Wordpress is still a mostly old-school, server-side rendered app that makes a couple dozen HTTP requests to load its initial resources. Things like CSS, images, HTML content, widgets and several JavaScript libraries are all processed through the Apache server. While much of this content is cached by the browser for subsequent requests, the Apache Event MPM module is designed to handle these additional rapid-fire requests more efficiently. What this translates to is faster delivery of many resources, while managing memory as best as possible.
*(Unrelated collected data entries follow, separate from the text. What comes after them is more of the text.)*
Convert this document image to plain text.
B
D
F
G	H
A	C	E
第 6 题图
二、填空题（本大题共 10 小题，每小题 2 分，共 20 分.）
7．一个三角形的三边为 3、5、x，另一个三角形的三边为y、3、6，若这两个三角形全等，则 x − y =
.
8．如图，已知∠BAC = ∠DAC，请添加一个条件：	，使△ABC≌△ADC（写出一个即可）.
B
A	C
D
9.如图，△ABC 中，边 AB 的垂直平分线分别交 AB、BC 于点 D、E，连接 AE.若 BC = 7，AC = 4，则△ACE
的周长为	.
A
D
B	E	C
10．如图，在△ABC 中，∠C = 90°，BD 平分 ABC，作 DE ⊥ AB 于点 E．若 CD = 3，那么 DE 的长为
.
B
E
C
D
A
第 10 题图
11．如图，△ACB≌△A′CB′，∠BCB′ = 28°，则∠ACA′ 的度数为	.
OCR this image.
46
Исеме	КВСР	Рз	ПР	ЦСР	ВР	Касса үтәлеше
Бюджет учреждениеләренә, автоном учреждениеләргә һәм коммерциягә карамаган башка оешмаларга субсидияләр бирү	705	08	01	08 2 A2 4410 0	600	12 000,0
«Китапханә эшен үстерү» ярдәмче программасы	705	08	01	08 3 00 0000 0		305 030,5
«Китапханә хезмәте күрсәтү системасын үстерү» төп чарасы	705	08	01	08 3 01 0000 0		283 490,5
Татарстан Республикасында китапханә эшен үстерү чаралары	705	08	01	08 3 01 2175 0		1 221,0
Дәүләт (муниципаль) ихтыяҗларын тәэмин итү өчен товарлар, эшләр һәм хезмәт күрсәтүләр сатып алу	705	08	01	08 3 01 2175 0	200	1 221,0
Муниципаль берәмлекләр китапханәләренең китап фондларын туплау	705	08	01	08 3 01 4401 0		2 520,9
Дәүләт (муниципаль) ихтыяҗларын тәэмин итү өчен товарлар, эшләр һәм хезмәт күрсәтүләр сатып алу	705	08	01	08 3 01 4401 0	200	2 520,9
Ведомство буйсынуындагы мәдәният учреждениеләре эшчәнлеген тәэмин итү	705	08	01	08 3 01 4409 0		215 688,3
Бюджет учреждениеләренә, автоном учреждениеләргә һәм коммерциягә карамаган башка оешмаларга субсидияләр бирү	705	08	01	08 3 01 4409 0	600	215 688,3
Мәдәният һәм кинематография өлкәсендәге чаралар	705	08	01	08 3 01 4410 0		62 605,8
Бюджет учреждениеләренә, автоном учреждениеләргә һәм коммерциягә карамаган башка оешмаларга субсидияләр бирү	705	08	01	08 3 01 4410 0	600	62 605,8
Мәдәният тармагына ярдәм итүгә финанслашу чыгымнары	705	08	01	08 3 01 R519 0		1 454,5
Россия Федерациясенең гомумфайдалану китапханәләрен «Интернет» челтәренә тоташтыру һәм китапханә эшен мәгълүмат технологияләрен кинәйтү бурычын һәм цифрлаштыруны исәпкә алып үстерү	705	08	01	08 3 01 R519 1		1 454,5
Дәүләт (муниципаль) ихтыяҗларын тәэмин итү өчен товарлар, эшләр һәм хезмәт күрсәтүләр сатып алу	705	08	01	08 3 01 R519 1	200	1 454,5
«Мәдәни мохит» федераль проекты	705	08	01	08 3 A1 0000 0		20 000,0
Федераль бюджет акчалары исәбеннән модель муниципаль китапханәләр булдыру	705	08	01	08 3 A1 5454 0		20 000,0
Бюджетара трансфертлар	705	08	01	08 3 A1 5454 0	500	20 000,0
Configuring this module to be conservative on processes so it will run well enough alongside PHP-FPM and MySQL is important:
vim /etc/httpd/conf.modules.d/00-mpm.conf
# Select the MPM module which should be used by uncommenting exactly
# one of the following LoadModule lines.
# prefork MPM: Implements a non-threaded, pre-forking web server
# See: http://httpd.apache.org/docs/2.4/mod/prefork.html
#
# NOTE: If enabling prefork, the httpd_graceful_shutdown SELinux
# boolean should be enabled, to allow graceful stop/shutdown.
#
#LoadModule mpm_prefork_module modules/mod_mpm_prefork.so
# worker MPM: Multi-Processing Module implementing a hybrid
# multi-threaded multi-process web server
# See: http://httpd.apache.org/docs/2.4/mod/worker.html
#
#LoadModule mpm_worker_module modules/mod_mpm_worker.so
# event MPM: A variant of the worker MPM with the goal of consuming
# threads only for connections with active processing
# See: http://httpd.apache.org/docs/2.4/mod/event.html
#
LoadModule mpm_event_module modules/mod_mpm_event.so
ServerLimit 10
ThreadsPerChild 5
ThreadLimit 5
MaxRequestWorkers 50
MinSpareThreads 4
These settings keep the number of httpd
processes around 7 or so, with a minimum of 5 and max of 10 worker processes + the 1 root process that manages the workers. The root process is about 10M for me with the workers running anyware between 6M and 14M. That's roughly 100M of our 1G allotment of RAM, if we're running at max workers. Not bad!